Сегодня Гаврилыч был разговорчивым. Он выравни­вал топором и рубанком настил для пола. Серая некраси­вая стружка брызгала во все стороны. Доски были ста­рые, но еще крепкие.

— Ты хотел что-то рассказать про войну? — напом­нил Артем, орудуя карандашом.

Когда Гаврилыч что-либо рассказывал, его лицо ста­новилось живым, выразительным. В такие минуты Ар­тем торопливо набрасывал портрет. Сначала плотник не­довольно косил на него голубым глазом, потом привык и перестал обращать внимание.

— Про войну уйма книжек написана, в кино все вре­мя показывают, в телевизор... Чего только с русским сол­датом не бывало на войне! А вот такой оказии, что со мной стряслась, хрен с кем бывало...

2

— До войны я работал на Севере, — начал свой рас­сказ Гаврилыч. — На одной большой стройке... Сначала на пилораме хлысты разрезал, потом плотничал. Когда на­чалась война, меня в первый же день призвали в строй­бат. Немцы мосты бомбили, а я чинил их, наводил понтоны. Сам знаешь, саперам в войну сложа руки сидеть не приходилось. Случалось, и цигарку запалить некогда. В тебя из пушки садят, самолеты бомбы кидают прямо на голову, а ты сидишь весь на виду и топориком тюка­ешь... Три раза на переправе меня осколком скрабануло. Два раза в госпиталь без сознания приволокли, а один раз на ногах прошел весь курс лечения. Это когда в зад­ницу осколок угодил... Оно понятно, фронтовика такое ранение не украшает, так ведь снаряд дурак — сам не знает, где ахнет... А залепило мне на переправе через Великую, под Псковом. Я там мост наводил... Так вот осколочек-то был с килограмм весом. Веришь, сесть с ме­сяц не мог. И спал только на пузе.
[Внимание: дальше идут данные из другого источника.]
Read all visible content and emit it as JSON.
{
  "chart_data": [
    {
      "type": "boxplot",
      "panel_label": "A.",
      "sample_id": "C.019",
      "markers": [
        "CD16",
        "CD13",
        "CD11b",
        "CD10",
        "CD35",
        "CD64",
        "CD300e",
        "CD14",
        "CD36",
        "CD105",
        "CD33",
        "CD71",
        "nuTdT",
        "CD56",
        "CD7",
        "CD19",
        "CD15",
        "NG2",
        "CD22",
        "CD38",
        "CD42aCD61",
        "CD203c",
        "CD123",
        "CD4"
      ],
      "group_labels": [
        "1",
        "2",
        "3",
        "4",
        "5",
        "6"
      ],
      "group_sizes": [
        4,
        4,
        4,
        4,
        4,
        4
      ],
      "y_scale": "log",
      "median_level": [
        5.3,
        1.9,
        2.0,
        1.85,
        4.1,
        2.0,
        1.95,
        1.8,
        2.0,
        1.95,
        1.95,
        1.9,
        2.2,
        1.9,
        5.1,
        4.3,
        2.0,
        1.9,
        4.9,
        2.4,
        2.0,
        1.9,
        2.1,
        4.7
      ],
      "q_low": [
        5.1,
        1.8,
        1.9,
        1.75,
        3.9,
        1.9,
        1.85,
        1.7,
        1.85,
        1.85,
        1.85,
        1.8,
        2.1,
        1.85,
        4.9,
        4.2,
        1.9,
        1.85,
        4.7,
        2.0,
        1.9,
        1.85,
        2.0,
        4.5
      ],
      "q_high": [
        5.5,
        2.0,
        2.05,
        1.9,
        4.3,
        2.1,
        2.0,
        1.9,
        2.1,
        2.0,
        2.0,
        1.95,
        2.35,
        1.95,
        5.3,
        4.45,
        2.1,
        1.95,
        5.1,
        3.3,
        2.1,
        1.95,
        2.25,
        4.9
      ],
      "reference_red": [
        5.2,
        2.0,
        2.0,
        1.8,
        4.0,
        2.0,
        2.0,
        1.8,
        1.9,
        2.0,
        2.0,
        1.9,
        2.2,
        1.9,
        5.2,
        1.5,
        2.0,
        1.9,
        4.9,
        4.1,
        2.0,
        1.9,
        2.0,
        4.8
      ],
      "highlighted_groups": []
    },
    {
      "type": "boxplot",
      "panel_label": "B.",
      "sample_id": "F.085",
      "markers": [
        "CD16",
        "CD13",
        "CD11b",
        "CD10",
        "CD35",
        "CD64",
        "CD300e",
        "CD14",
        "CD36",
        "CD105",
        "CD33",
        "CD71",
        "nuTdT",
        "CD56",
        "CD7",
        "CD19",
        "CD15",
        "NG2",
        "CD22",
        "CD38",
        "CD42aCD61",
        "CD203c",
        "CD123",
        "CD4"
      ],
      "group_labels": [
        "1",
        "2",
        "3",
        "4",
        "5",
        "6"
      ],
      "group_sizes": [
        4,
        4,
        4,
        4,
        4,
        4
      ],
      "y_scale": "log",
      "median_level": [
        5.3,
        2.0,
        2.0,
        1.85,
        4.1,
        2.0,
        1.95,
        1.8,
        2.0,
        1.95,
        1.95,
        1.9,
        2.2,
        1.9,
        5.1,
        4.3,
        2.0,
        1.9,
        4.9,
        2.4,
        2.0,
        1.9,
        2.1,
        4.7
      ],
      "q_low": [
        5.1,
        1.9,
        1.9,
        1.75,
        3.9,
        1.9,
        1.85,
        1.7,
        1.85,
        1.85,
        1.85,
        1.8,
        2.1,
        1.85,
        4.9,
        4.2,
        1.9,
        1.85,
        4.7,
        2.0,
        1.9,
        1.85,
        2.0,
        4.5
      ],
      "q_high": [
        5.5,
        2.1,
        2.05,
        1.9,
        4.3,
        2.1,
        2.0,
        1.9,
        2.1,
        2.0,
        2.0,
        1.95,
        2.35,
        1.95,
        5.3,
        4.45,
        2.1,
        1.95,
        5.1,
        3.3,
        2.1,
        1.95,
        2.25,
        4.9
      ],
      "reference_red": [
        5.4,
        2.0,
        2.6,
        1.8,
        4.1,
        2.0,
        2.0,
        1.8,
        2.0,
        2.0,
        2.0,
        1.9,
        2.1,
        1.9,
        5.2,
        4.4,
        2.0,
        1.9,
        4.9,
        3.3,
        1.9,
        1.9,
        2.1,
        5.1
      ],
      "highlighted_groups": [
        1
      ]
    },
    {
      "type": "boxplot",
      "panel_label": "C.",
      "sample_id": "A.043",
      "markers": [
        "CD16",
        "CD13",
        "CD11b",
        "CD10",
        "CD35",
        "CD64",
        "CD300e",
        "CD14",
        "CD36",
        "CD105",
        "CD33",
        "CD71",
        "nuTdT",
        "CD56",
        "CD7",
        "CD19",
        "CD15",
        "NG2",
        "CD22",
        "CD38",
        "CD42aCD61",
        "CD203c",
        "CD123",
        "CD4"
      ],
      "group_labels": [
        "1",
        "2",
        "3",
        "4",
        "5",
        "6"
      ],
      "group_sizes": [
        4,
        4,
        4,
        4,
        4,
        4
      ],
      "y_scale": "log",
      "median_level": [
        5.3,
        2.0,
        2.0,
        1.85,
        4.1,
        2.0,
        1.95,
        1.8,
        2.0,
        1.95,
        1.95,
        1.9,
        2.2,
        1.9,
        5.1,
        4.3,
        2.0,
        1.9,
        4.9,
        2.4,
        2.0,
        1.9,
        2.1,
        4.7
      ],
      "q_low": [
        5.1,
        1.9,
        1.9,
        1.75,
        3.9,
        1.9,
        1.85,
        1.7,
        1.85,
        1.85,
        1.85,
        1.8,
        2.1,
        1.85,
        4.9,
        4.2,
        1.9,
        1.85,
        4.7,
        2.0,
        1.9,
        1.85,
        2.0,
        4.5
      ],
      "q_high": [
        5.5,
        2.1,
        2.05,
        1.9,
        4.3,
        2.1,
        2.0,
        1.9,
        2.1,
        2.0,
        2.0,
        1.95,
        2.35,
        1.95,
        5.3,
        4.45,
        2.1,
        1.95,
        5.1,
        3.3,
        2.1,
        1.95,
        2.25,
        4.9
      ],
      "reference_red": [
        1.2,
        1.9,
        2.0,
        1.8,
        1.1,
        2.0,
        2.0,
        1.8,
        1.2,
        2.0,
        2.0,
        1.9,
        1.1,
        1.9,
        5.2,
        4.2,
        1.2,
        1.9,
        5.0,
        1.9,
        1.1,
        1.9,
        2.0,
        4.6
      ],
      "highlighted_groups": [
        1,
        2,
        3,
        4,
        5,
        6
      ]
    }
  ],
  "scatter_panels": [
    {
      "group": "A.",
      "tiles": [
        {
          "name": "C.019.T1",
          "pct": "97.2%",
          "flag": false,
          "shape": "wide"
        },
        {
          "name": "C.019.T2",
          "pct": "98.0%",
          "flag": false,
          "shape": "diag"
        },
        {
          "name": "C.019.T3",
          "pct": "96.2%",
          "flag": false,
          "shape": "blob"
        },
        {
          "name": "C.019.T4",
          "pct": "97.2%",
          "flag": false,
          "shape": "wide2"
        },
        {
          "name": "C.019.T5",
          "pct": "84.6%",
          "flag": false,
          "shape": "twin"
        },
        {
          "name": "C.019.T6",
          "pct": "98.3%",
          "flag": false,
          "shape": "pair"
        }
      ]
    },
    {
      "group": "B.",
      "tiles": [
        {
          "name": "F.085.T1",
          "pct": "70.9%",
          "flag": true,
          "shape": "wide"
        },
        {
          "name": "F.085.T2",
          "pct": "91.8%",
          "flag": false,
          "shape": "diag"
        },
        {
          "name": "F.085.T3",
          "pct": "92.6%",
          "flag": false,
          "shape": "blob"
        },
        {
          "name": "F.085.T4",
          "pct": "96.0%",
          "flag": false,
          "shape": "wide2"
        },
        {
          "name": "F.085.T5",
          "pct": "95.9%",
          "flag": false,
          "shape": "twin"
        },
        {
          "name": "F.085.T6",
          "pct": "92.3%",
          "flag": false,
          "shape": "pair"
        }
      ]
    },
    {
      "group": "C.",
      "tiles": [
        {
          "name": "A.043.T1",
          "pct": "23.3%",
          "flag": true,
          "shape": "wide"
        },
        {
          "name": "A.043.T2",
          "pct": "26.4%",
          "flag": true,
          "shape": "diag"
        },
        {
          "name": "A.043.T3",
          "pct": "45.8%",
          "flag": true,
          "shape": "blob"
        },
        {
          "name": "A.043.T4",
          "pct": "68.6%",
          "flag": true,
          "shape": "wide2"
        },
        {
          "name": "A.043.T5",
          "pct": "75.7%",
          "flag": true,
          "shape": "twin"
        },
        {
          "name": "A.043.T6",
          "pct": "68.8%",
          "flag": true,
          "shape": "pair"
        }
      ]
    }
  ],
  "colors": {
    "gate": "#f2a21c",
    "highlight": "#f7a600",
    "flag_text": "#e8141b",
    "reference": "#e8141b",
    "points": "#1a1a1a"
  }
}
На реке Великой мы крепко зацепились и стали дер­жать оборону. Наш стройбат стоял в деревушке Бегуны. Строили дзоты, землянки, рыли противотанковые рвы. Два раза в неделю ходил я в санчасть на перевязку. Это интересное место распухло, что квашня, в галифе не по­мещалось... Санчасть была верстах в пяти от нашей позиции. Дорога прямиком через бор сосновый. Как раз посе­редке давнишняя вырубка. Махонькие елочки да папорот­ник. Иду я, погода хорошая, тепло. Даже кой-где пташ­ки попискивают. Справа пушки гукают, линия фронта там. Самолетики на огромадной вышине пролетают. И наши и ихние. То и дело «ястребки» схватываются с «мес­серами». В аккурат у вырубки-то и догоняет меня «эмка». Комдивовская. Командир дивизии тоже был раненый, только в ногу. Ну и ездил в санчасть на перевязку. Шо­фера я знал. Ну, думаю, генерала к доктору везет — и в сторонку чин по чину. Мое правило — держаться от на­чальства подальше. А «эмка» вдруг останавливается, Лешка Белозеров высовывает свою щучью голову, его так в дивизии и звали: Щучья Голова.